Digitally remastered vinyl record? Seriously?


Hi folks, this is my first post in the forum. Today I went to my favorite coffee shop/record shop. They had the legendary U2 album "The Joshua Tree" as a 180g audiophile vinyl record which proudly wore a sticker "digitally remastered".

Well, I might be to nit-picky but doesn't that defeat the purpose? We love vinyl because it's an analog source which has all the beauty and vibrance of analog recordings. If you run it through an A-D converter, remaster and then run it back through a DAC (who knows what hardware they're using?) and press it in vinyl, you might lose the analog kick, don't you?

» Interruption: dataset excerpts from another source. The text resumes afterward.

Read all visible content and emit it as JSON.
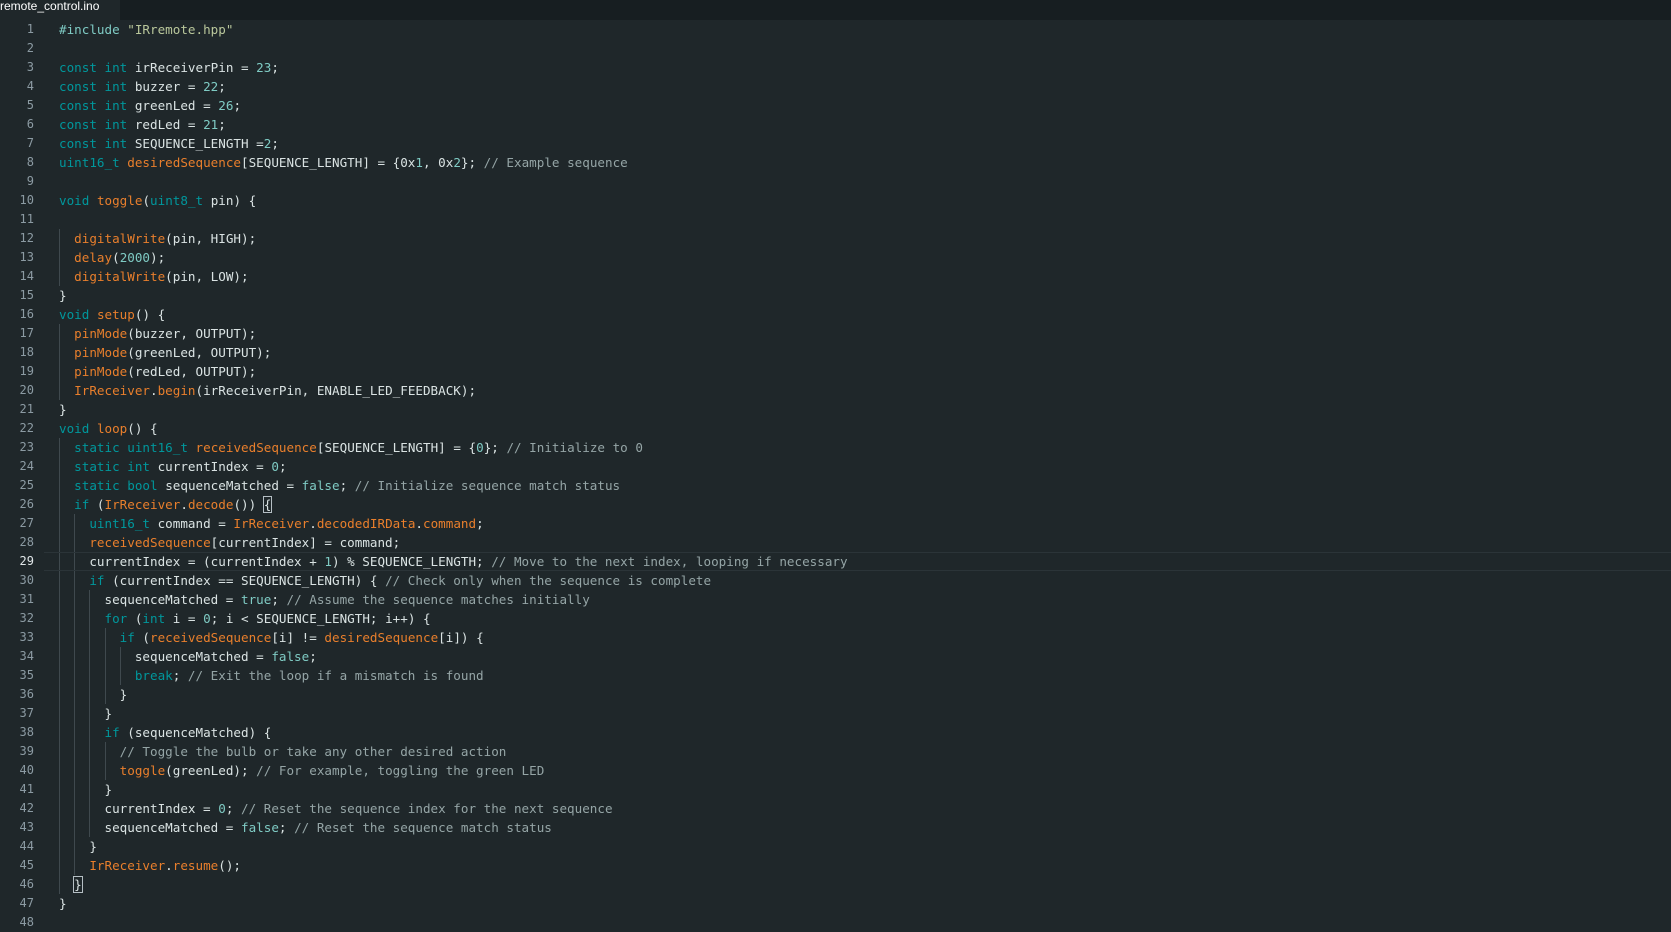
{
  "tab": {
    "filename": "remote_control.ino"
  },
  "editor": {
    "active_line": 29,
    "lines": [
      [
        [
          "d",
          "#include "
        ],
        [
          "s",
          "\"IRremote.hpp\""
        ]
      ],
      [],
      [
        [
          "k",
          "const"
        ],
        [
          "x",
          " "
        ],
        [
          "k",
          "int"
        ],
        [
          "x",
          " irReceiverPin = "
        ],
        [
          "n",
          "23"
        ],
        [
          "x",
          ";"
        ]
      ],
      [
        [
          "k",
          "const"
        ],
        [
          "x",
          " "
        ],
        [
          "k",
          "int"
        ],
        [
          "x",
          " buzzer = "
        ],
        [
          "n",
          "22"
        ],
        [
          "x",
          ";"
        ]
      ],
      [
        [
          "k",
          "const"
        ],
        [
          "x",
          " "
        ],
        [
          "k",
          "int"
        ],
        [
          "x",
          " greenLed = "
        ],
        [
          "n",
          "26"
        ],
        [
          "x",
          ";"
        ]
      ],
      [
        [
          "k",
          "const"
        ],
        [
          "x",
          " "
        ],
        [
          "k",
          "int"
        ],
        [
          "x",
          " redLed = "
        ],
        [
          "n",
          "21"
        ],
        [
          "x",
          ";"
        ]
      ],
      [
        [
          "k",
          "const"
        ],
        [
          "x",
          " "
        ],
        [
          "k",
          "int"
        ],
        [
          "x",
          " SEQUENCE_LENGTH ="
        ],
        [
          "n",
          "2"
        ],
        [
          "x",
          ";"
        ]
      ],
      [
        [
          "k",
          "uint16_t"
        ],
        [
          "x",
          " "
        ],
        [
          "f",
          "desiredSequence"
        ],
        [
          "x",
          "[SEQUENCE_LENGTH] = {0x"
        ],
        [
          "n",
          "1"
        ],
        [
          "x",
          ", 0x"
        ],
        [
          "n",
          "2"
        ],
        [
          "x",
          "}; "
        ],
        [
          "c",
          "// Example sequence"
        ]
      ],
      [],
      [
        [
          "k",
          "void"
        ],
        [
          "x",
          " "
        ],
        [
          "f",
          "toggle"
        ],
        [
          "x",
          "("
        ],
        [
          "k",
          "uint8_t"
        ],
        [
          "x",
          " pin) {"
        ]
      ],
      [],
      [
        [
          "x",
          "  "
        ],
        [
          "f",
          "digitalWrite"
        ],
        [
          "x",
          "(pin, HIGH);"
        ]
      ],
      [
        [
          "x",
          "  "
        ],
        [
          "f",
          "delay"
        ],
        [
          "x",
          "("
        ],
        [
          "n",
          "2000"
        ],
        [
          "x",
          ");"
        ]
      ],
      [
        [
          "x",
          "  "
        ],
        [
          "f",
          "digitalWrite"
        ],
        [
          "x",
          "(pin, LOW);"
        ]
      ],
      [
        [
          "x",
          "}"
        ]
      ],
      [
        [
          "k",
          "void"
        ],
        [
          "x",
          " "
        ],
        [
          "f",
          "setup"
        ],
        [
          "x",
          "() {"
        ]
      ],
      [
        [
          "x",
          "  "
        ],
        [
          "f",
          "pinMode"
        ],
        [
          "x",
          "(buzzer, OUTPUT);"
        ]
      ],
      [
        [
          "x",
          "  "
        ],
        [
          "f",
          "pinMode"
        ],
        [
          "x",
          "(greenLed, OUTPUT);"
        ]
      ],
      [
        [
          "x",
          "  "
        ],
        [
          "f",
          "pinMode"
        ],
        [
          "x",
          "(redLed, OUTPUT);"
        ]
      ],
      [
        [
          "x",
          "  "
        ],
        [
          "f",
          "IrReceiver"
        ],
        [
          "x",
          "."
        ],
        [
          "f",
          "begin"
        ],
        [
          "x",
          "(irReceiverPin, ENABLE_LED_FEEDBACK);"
        ]
      ],
      [
        [
          "x",
          "}"
        ]
      ],
      [
        [
          "k",
          "void"
        ],
        [
          "x",
          " "
        ],
        [
          "f",
          "loop"
        ],
        [
          "x",
          "() {"
        ]
      ],
      [
        [
          "x",
          "  "
        ],
        [
          "k",
          "static"
        ],
        [
          "x",
          " "
        ],
        [
          "k",
          "uint16_t"
        ],
        [
          "x",
          " "
        ],
        [
          "f",
          "receivedSequence"
        ],
        [
          "x",
          "[SEQUENCE_LENGTH] = {"
        ],
        [
          "n",
          "0"
        ],
        [
          "x",
          "}; "
        ],
        [
          "c",
          "// Initialize to 0"
        ]
      ],
      [
        [
          "x",
          "  "
        ],
        [
          "k",
          "static"
        ],
        [
          "x",
          " "
        ],
        [
          "k",
          "int"
        ],
        [
          "x",
          " currentIndex = "
        ],
        [
          "n",
          "0"
        ],
        [
          "x",
          ";"
        ]
      ],
      [
        [
          "x",
          "  "
        ],
        [
          "k",
          "static"
        ],
        [
          "x",
          " "
        ],
        [
          "k",
          "bool"
        ],
        [
          "x",
          " sequenceMatched = "
        ],
        [
          "n",
          "false"
        ],
        [
          "x",
          "; "
        ],
        [
          "c",
          "// Initialize sequence match status"
        ]
      ],
      [
        [
          "x",
          "  "
        ],
        [
          "k",
          "if"
        ],
        [
          "x",
          " ("
        ],
        [
          "f",
          "IrReceiver"
        ],
        [
          "x",
          "."
        ],
        [
          "f",
          "decode"
        ],
        [
          "x",
          "()) "
        ],
        [
          "b",
          "{"
        ]
      ],
      [
        [
          "x",
          "    "
        ],
        [
          "k",
          "uint16_t"
        ],
        [
          "x",
          " command = "
        ],
        [
          "f",
          "IrReceiver"
        ],
        [
          "x",
          "."
        ],
        [
          "f",
          "decodedIRData"
        ],
        [
          "x",
          "."
        ],
        [
          "f",
          "command"
        ],
        [
          "x",
          ";"
        ]
      ],
      [
        [
          "x",
          "    "
        ],
        [
          "f",
          "receivedSequence"
        ],
        [
          "x",
          "[currentIndex] = command;"
        ]
      ],
      [
        [
          "x",
          "    currentIndex = (currentIndex + "
        ],
        [
          "n",
          "1"
        ],
        [
          "x",
          ") % SEQUENCE_LENGTH; "
        ],
        [
          "c",
          "// Move to the next index, looping if necessary"
        ]
      ],
      [
        [
          "x",
          "    "
        ],
        [
          "k",
          "if"
        ],
        [
          "x",
          " (currentIndex == SEQUENCE_LENGTH) { "
        ],
        [
          "c",
          "// Check only when the sequence is complete"
        ]
      ],
      [
        [
          "x",
          "      sequenceMatched = "
        ],
        [
          "n",
          "true"
        ],
        [
          "x",
          "; "
        ],
        [
          "c",
          "// Assume the sequence matches initially"
        ]
      ],
      [
        [
          "x",
          "      "
        ],
        [
          "k",
          "for"
        ],
        [
          "x",
          " ("
        ],
        [
          "k",
          "int"
        ],
        [
          "x",
          " i = "
        ],
        [
          "n",
          "0"
        ],
        [
          "x",
          "; i < SEQUENCE_LENGTH; i++) {"
        ]
      ],
      [
        [
          "x",
          "        "
        ],
        [
          "k",
          "if"
        ],
        [
          "x",
          " ("
        ],
        [
          "f",
          "receivedSequence"
        ],
        [
          "x",
          "[i] != "
        ],
        [
          "f",
          "desiredSequence"
        ],
        [
          "x",
          "[i]) {"
        ]
      ],
      [
        [
          "x",
          "          sequenceMatched = "
        ],
        [
          "n",
          "false"
        ],
        [
          "x",
          ";"
        ]
      ],
      [
        [
          "x",
          "          "
        ],
        [
          "k",
          "break"
        ],
        [
          "x",
          "; "
        ],
        [
          "c",
          "// Exit the loop if a mismatch is found"
        ]
      ],
      [
        [
          "x",
          "        }"
        ]
      ],
      [
        [
          "x",
          "      }"
        ]
      ],
      [
        [
          "x",
          "      "
        ],
        [
          "k",
          "if"
        ],
        [
          "x",
          " (sequenceMatched) {"
        ]
      ],
      [
        [
          "x",
          "        "
        ],
        [
          "c",
          "// Toggle the bulb or take any other desired action"
        ]
      ],
      [
        [
          "x",
          "        "
        ],
        [
          "f",
          "toggle"
        ],
        [
          "x",
          "(greenLed); "
        ],
        [
          "c",
          "// For example, toggling the green LED"
        ]
      ],
      [
        [
          "x",
          "      }"
        ]
      ],
      [
        [
          "x",
          "      currentIndex = "
        ],
        [
          "n",
          "0"
        ],
        [
          "x",
          "; "
        ],
        [
          "c",
          "// Reset the sequence index for the next sequence"
        ]
      ],
      [
        [
          "x",
          "      sequenceMatched = "
        ],
        [
          "n",
          "false"
        ],
        [
          "x",
          "; "
        ],
        [
          "c",
          "// Reset the sequence match status"
        ]
      ],
      [
        [
          "x",
          "    }"
        ]
      ],
      [
        [
          "x",
          "    "
        ],
        [
          "f",
          "IrReceiver"
        ],
        [
          "x",
          "."
        ],
        [
          "f",
          "resume"
        ],
        [
          "x",
          "();"
        ]
      ],
      [
        [
          "x",
          "  "
        ],
        [
          "b",
          "}"
        ]
      ],
      [
        [
          "x",
          "}"
        ]
      ],
      []
    ]
  }
}
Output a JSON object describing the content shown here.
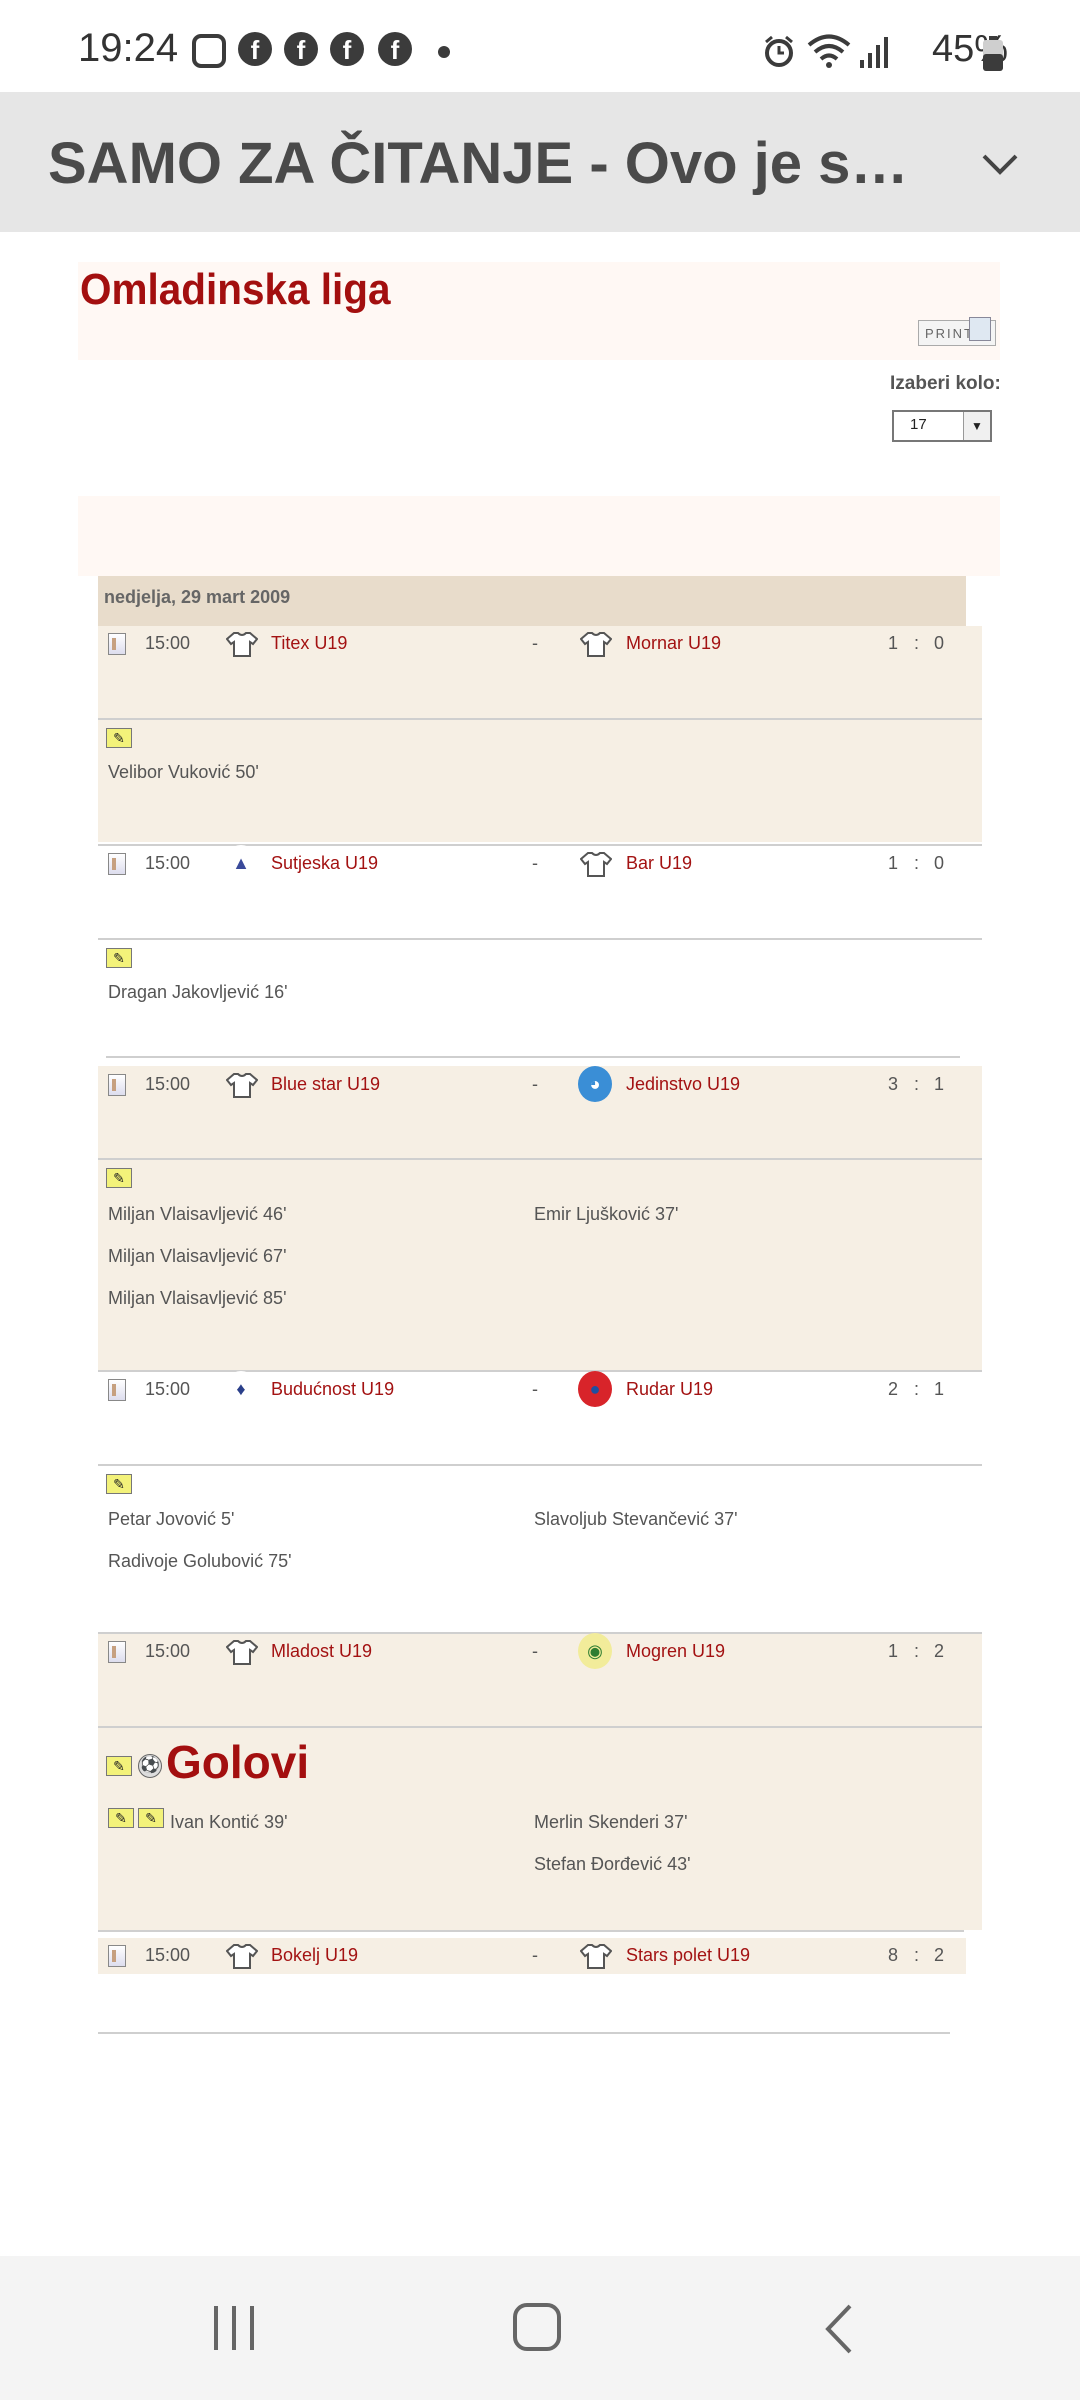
{
  "status_bar": {
    "time": "19:24",
    "battery": "45%",
    "notification_icons": [
      "instagram-icon",
      "facebook-icon",
      "facebook-icon",
      "facebook-icon",
      "facebook-icon"
    ],
    "system_icons": [
      "alarm-icon",
      "wifi-icon",
      "signal-icon",
      "battery-icon"
    ]
  },
  "header": {
    "title": "SAMO ZA ČITANJE - Ovo je s…"
  },
  "page": {
    "league_title": "Omladinska liga",
    "print_label": "PRINT",
    "round_label": "Izaberi kolo:",
    "round_value": "17",
    "date": "nedjelja, 29 mart 2009",
    "goals_label": "Golovi"
  },
  "matches": [
    {
      "time": "15:00",
      "home": "Titex U19",
      "sep": "-",
      "away": "Mornar U19",
      "home_score": "1",
      "colon": ":",
      "away_score": "0",
      "home_scorers": [
        "Velibor Vuković 50'"
      ],
      "away_scorers": []
    },
    {
      "time": "15:00",
      "home": "Sutjeska U19",
      "sep": "-",
      "away": "Bar U19",
      "home_score": "1",
      "colon": ":",
      "away_score": "0",
      "home_scorers": [
        "Dragan Jakovljević 16'"
      ],
      "away_scorers": []
    },
    {
      "time": "15:00",
      "home": "Blue star U19",
      "sep": "-",
      "away": "Jedinstvo U19",
      "home_score": "3",
      "colon": ":",
      "away_score": "1",
      "home_scorers": [
        "Miljan Vlaisavljević 46'",
        "Miljan Vlaisavljević 67'",
        "Miljan Vlaisavljević 85'"
      ],
      "away_scorers": [
        "Emir Ljušković 37'"
      ]
    },
    {
      "time": "15:00",
      "home": "Budućnost U19",
      "sep": "-",
      "away": "Rudar U19",
      "home_score": "2",
      "colon": ":",
      "away_score": "1",
      "home_scorers": [
        "Petar Jovović 5'",
        "Radivoje Golubović 75'"
      ],
      "away_scorers": [
        "Slavoljub Stevančević 37'"
      ]
    },
    {
      "time": "15:00",
      "home": "Mladost U19",
      "sep": "-",
      "away": "Mogren U19",
      "home_score": "1",
      "colon": ":",
      "away_score": "2",
      "home_scorers": [
        "Ivan Kontić 39'"
      ],
      "away_scorers": [
        "Merlin Skenderi 37'",
        "Stefan Đorđević 43'"
      ]
    },
    {
      "time": "15:00",
      "home": "Bokelj U19",
      "sep": "-",
      "away": "Stars polet U19",
      "home_score": "8",
      "colon": ":",
      "away_score": "2",
      "home_scorers": [],
      "away_scorers": []
    }
  ],
  "colors": {
    "team_link": "#a31212",
    "band": "#f6efe4",
    "date_bar": "#e8dccb",
    "header_bg": "#e6e6e6"
  }
}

What's your opinion and experience?
128x128mblfan

Showing 3 responses by lohanimal

What a superb thread. I was wondering about most of the issues raised here, most of which have been answered. Can I just say though that as far as I understand large studios went digital as from the 80's which meant that mainstream albums were nearly all breathed upon by digits - real shame. What I am curious is as to whether the recording was at a higher resolution that found it's way onto red-book CD, therefore, in other words did vinyl continue to have the edge in terms of resolution. If that is the case I guess the vinyl is still worth buying. Reading from this the vinyl pressing were often better 'mixed' than the CD's. I agree with the post about heavy vinyl being largely pointless. I will add that my vinyl front end is significantly better than my digital source and as such getting vinyl whether or not digitally mastered does not change the fact that the LP sounds significantly better than the CD equivalent. I tend to only buy CD's when there is no LP.
Hi Geoffkait - am I right to therefore think that casette tapes are therefore a genuine high end music source? or am I reading this incorectly?
That is interesting. I guess I have never heard top quality cassettes - that's all. I am merely asking out of curiosity than criticism. What cassette deck would you go for?